Skip’s pelvis healed quickly, and he was soon back to normal. But Skip held on to his adventurous spirit. After we’d moved to Ohio, one adventure in particular almost cost him his life again. He’d run off and somehow gotten lost in the country, miles from home in ten degree weather. Days later, a farmer found him lying half frozen in the snow on his property, checked his tags and called us to pick him up. Yes, our lucky dog survived nearly freezing to death.
As our family grew, Skip started to exhibit such amazing protective instincts. I’ll always remember his faithful guardianship, especially during my pregnancies. Skip stayed by my side day and night and even slept with one eye open by my side of the bed. Our faithful best friend kept watch over the children as well. The bond between the dog and his humans grew stronger every day.
We knew we could always trust Skip the watchdog to protect us even when we weren’t home. One day he demonstrated just how serious he was about it. I had baked a chocolate cake in one of those 13 X 9 Pyrex dishes, and my little family of four at the time had each enjoyed a serving before we left the house for a couple of hours. I’d covered the top of the dish containing the remainder of the cake with plastic wrap before we left and pushed the dish away from the edge of the kitchen counter. When we returned, the Pyrex dish was on the floor, clean as a whistle, sparkling like it had just come out of the dishwasher! Not a crumb anywhere. Beside the dish lay a ripped up wad of plastic wrap, and a few feet away on the carpet lay a passed out dog sleeping off a chocolate hangover. You see, Skip must have thought that since chocolate was harmful to dogs, it must be harmful to humans as well, and he didn’t want his family to get hurt. Sometimes a dog just has to make that kind of sacrifice for his family. After three days of lying around and not eating anything, Skip bounced back to his normal self again. Lucky dog.

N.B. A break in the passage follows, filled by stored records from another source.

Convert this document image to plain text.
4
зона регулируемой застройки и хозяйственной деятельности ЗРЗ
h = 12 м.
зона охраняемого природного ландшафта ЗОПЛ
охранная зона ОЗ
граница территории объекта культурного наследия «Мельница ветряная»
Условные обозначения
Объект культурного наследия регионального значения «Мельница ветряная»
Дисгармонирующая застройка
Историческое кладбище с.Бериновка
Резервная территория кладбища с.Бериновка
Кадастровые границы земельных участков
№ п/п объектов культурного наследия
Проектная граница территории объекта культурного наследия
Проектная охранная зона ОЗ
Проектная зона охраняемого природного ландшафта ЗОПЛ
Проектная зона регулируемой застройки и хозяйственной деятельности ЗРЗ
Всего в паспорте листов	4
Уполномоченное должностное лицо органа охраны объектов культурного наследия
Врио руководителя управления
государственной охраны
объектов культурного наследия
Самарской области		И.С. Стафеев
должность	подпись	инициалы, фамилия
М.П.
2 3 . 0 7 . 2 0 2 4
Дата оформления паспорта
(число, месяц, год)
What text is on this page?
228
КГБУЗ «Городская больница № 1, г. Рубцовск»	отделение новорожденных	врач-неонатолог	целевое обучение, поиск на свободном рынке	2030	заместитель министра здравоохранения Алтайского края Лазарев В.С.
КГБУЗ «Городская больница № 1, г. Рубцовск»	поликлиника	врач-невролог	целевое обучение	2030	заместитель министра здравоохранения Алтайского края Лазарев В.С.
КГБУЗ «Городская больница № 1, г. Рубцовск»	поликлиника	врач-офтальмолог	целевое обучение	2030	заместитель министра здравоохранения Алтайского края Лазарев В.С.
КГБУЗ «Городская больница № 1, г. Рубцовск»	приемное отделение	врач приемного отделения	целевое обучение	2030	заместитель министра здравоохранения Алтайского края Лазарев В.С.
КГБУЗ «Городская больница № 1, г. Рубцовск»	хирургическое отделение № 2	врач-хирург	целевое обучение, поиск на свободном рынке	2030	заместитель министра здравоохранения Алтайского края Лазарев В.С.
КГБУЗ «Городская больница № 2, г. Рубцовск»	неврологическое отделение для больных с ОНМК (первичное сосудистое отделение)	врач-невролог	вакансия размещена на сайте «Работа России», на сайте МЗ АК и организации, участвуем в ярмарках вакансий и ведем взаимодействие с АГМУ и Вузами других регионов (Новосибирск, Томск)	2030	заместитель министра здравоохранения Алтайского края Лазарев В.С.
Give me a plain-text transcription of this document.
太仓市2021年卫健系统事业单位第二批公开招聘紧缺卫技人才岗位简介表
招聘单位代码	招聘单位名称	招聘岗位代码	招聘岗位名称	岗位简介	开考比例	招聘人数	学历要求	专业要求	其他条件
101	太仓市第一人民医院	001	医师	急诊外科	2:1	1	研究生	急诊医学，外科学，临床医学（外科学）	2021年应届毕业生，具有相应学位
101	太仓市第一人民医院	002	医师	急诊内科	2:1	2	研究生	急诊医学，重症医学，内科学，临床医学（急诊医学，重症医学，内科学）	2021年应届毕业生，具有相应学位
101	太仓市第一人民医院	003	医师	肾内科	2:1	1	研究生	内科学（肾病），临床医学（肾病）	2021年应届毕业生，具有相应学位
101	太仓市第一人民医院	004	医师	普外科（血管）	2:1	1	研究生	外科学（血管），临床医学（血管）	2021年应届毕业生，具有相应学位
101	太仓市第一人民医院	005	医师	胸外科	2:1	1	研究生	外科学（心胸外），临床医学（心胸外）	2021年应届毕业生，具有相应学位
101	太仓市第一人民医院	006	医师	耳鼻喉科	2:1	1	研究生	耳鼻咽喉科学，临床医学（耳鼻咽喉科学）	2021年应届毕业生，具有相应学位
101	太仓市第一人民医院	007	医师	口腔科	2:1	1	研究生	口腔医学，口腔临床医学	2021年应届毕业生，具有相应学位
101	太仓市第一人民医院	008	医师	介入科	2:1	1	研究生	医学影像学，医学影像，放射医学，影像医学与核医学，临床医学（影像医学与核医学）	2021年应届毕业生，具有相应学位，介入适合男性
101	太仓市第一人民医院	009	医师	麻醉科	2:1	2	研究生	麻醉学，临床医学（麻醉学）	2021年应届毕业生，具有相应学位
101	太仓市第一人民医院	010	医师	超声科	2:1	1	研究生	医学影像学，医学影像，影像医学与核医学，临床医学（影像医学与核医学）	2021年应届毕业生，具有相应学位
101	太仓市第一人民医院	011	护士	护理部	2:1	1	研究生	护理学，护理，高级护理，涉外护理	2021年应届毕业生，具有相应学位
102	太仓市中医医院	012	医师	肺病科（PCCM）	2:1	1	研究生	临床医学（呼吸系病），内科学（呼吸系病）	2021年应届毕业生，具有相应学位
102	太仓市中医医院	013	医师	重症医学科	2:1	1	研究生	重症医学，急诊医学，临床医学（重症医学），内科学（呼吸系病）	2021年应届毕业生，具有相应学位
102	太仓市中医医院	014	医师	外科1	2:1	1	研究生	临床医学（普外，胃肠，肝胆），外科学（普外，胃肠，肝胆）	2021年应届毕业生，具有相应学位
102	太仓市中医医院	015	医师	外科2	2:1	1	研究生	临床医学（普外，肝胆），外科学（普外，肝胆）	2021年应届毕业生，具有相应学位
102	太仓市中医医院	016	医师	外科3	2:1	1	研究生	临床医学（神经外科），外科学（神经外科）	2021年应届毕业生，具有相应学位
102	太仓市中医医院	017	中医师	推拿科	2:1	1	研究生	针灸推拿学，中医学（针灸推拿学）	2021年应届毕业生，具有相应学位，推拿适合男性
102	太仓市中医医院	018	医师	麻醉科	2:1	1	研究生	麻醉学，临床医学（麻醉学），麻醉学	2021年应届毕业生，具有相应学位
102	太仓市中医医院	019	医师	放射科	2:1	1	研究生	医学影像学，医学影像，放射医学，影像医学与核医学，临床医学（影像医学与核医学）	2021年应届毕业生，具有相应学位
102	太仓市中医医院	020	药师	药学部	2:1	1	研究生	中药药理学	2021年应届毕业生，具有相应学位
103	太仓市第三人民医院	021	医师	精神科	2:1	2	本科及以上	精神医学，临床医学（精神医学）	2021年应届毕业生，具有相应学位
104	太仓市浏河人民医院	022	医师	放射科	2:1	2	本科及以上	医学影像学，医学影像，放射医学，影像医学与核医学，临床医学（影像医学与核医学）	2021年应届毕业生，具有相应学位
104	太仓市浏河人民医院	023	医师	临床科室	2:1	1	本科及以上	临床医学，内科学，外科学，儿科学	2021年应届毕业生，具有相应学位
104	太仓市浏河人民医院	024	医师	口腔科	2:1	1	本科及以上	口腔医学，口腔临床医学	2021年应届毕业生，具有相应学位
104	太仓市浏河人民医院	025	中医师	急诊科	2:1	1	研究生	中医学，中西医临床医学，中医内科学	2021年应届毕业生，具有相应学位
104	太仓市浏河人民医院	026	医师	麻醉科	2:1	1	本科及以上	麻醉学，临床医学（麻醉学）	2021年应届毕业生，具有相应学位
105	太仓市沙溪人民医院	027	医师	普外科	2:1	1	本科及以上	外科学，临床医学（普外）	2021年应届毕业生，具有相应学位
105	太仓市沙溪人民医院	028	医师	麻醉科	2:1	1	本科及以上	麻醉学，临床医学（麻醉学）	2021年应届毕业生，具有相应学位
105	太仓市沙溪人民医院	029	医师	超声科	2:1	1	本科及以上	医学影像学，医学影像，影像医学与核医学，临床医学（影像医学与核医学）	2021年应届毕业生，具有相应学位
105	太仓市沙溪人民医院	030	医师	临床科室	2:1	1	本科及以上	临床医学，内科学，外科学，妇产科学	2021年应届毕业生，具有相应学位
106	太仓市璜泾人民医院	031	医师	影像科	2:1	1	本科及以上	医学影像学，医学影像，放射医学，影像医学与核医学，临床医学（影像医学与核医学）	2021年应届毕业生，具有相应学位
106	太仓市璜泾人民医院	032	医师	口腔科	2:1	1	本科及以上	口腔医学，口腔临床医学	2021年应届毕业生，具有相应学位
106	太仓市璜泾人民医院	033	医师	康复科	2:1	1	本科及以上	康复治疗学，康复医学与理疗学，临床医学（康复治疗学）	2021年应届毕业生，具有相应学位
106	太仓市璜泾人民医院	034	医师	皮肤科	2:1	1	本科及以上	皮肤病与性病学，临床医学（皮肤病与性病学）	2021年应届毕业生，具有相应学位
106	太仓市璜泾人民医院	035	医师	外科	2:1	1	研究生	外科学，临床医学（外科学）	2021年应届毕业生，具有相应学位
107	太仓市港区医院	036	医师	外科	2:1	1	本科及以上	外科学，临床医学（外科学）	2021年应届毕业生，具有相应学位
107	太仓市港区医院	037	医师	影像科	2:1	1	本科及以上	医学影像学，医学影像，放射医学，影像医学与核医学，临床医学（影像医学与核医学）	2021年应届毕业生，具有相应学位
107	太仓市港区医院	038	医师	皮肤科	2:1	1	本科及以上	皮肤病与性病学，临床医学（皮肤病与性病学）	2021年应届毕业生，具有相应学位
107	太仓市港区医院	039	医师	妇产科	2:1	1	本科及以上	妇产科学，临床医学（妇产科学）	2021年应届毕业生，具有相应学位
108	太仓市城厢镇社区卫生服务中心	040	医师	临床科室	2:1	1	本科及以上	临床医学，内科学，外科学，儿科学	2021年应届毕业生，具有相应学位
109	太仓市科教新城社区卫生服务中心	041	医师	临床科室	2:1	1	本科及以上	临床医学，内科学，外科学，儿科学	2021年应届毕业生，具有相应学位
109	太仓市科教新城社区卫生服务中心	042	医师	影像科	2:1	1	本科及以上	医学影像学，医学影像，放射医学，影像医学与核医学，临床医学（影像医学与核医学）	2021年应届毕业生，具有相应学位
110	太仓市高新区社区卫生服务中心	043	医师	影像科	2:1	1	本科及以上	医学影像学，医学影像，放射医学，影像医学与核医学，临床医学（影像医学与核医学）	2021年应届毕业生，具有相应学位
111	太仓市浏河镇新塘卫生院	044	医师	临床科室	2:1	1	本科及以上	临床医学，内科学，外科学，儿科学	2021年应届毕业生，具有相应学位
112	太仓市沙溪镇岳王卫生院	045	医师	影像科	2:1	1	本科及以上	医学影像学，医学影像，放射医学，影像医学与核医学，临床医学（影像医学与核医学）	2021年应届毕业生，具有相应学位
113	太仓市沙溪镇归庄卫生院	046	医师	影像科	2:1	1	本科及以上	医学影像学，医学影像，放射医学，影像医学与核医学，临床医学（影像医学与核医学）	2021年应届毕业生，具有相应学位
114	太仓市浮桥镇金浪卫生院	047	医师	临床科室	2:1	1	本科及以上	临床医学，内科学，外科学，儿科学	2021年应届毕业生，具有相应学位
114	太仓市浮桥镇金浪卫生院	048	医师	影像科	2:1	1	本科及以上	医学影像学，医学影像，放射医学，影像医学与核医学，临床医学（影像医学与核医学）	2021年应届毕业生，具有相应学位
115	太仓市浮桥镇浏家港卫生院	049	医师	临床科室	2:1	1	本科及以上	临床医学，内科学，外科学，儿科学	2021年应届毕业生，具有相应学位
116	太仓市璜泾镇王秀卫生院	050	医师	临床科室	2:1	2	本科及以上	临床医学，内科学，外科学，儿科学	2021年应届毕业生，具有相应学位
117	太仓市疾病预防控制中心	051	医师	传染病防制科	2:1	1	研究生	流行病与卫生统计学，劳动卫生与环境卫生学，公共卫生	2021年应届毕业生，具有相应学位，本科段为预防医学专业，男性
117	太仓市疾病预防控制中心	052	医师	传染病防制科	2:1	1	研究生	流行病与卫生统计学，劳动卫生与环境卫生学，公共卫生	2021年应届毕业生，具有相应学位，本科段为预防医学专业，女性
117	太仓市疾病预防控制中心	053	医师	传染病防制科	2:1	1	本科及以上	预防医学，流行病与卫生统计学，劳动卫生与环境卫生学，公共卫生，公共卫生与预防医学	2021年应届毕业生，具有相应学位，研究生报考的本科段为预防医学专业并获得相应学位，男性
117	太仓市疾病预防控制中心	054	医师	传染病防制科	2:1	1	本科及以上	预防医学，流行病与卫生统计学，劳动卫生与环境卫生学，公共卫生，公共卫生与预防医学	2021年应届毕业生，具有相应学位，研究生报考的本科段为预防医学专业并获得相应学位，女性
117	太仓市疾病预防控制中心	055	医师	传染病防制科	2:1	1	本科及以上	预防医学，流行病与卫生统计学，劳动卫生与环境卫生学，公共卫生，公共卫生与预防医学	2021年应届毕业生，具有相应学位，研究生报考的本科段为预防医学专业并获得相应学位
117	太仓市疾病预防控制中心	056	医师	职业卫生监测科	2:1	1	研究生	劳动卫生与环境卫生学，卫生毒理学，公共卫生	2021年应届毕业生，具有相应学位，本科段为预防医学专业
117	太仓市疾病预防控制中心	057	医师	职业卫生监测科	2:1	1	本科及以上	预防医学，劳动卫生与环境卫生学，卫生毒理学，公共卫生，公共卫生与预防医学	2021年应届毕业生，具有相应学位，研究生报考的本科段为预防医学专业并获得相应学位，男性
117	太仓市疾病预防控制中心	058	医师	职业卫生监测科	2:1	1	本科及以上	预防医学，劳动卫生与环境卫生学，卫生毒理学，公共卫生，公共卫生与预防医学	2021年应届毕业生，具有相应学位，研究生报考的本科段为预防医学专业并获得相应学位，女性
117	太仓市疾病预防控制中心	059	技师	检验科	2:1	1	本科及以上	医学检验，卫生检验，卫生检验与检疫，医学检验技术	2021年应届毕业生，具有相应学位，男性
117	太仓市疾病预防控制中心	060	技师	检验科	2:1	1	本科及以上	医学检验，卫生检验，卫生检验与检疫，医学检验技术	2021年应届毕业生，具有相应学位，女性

We’d nearly forgotten about Skip’s close brushes with death until one routine visit to the vet brought back all those memories. He told us Skip had a heart murmur and probably wouldn’t live out his full life expectancy.
Ha! How many times had we been told he wouldn’t make it? We simply took that prediction with a grain of salt. Sure enough, following one more serious health issue involving heart worms, Skip got over it and lived much longer than most dogs do.
After eighteen remarkable years, the dog that defied the odds, surviving abandonment, strychnine poisoning, a broken pelvis, death by chocolate, a heart murmur, getting lost in the country where he nearly froze to death, and a bout with heartworms, barked his last farewell and left us to go to his doghouse in the sky.
Skip, the puppy from the theater parking lot—what a lucky dog!
But who am I kidding? We were the lucky ones.